O edema, com ou sem insuficiência cardíaca congestiva , pode ser uma complicação grave em pacientes com doença cardíaca, renal ou hepática pré-existente.

A ginecomastia pode se desenvolver e, ocasionalmente, persistir em pacientes em tratamento de hipogonadismo .

O álcool benzílico conservante tem sido associado a eventos adversos graves, incluindo a “síndrome de ofegante” e morte em pacientes pediátricos. Embora doses terapêuticas normais deste produto normalmente entreguem quantidades de álcool benzílico substancialmente mais baixas do que as relatadas em associação com a “síndrome de ofegante”, a quantidade mínima de álcool benzílico na qual a toxicidade pode ocorrer não é conhecida. O risco de toxicidade do álcool benzílico depende da quantidade administrada e da capacidade hepática de desintoxicar o produto químico. Bebês prematuros e com baixo peso ao nascer podem ter maior probabilidade de desenvolver toxicidade.

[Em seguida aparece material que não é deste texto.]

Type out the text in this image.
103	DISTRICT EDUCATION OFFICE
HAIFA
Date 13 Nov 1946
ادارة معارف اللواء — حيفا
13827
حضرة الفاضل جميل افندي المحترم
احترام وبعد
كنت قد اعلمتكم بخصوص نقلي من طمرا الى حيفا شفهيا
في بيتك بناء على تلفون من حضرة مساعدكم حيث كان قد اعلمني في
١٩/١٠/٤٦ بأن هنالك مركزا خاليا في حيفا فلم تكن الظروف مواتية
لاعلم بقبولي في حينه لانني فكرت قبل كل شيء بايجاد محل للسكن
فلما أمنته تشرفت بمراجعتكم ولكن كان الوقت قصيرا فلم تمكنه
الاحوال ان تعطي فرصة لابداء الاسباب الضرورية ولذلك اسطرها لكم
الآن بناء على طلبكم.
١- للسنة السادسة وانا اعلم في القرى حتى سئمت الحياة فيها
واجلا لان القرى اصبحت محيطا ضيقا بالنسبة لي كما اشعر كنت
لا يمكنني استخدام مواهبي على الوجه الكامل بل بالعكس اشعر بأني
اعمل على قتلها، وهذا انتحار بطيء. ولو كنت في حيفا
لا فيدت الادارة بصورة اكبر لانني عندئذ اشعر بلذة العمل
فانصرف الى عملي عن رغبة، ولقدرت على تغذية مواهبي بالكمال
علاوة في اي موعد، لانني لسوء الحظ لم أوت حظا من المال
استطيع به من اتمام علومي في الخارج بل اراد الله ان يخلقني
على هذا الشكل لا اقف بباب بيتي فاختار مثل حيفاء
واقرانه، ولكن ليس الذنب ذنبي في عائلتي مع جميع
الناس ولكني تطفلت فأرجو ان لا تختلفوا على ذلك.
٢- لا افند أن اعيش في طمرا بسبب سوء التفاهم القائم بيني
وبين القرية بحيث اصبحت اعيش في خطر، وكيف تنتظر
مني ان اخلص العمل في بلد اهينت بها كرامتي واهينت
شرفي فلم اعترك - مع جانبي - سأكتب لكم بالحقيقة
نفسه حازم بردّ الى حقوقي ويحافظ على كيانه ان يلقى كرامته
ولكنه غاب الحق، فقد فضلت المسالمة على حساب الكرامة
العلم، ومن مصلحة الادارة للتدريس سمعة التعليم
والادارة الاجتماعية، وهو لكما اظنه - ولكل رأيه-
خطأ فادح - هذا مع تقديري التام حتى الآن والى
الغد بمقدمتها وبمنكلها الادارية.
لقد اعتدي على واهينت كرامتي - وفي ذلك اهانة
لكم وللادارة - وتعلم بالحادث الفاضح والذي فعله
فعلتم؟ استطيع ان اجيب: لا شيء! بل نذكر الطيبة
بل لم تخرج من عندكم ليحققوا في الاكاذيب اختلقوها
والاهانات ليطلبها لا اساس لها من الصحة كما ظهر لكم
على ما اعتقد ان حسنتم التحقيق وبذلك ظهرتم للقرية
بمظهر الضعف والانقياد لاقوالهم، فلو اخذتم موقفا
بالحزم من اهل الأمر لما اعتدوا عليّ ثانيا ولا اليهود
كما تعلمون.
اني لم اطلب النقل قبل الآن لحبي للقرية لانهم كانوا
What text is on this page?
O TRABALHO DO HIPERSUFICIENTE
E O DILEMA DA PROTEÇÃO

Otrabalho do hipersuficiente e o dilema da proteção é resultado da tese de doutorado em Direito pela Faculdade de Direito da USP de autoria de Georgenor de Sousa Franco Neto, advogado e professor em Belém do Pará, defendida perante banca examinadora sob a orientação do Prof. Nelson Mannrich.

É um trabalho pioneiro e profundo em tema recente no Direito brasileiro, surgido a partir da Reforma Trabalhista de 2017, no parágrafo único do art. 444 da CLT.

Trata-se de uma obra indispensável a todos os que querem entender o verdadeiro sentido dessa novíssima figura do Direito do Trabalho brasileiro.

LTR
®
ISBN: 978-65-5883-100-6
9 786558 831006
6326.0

A terapia androgênica deve ser usada com cautela em homens saudáveis ​​com puberdade tardia. O efeito na maturação óssea deve ser monitorado através da avaliação da idade óssea do punho e da mão a cada 6 meses. Em crianças, o tratamento com androgênio pode acelerar a maturação óssea sem produzir ganho compensatório no crescimento linear. Esse efeito adverso pode resultar em estatura adulta comprometida. Quanto mais jovem a criança, maior o risco de comprometer a altura madura final.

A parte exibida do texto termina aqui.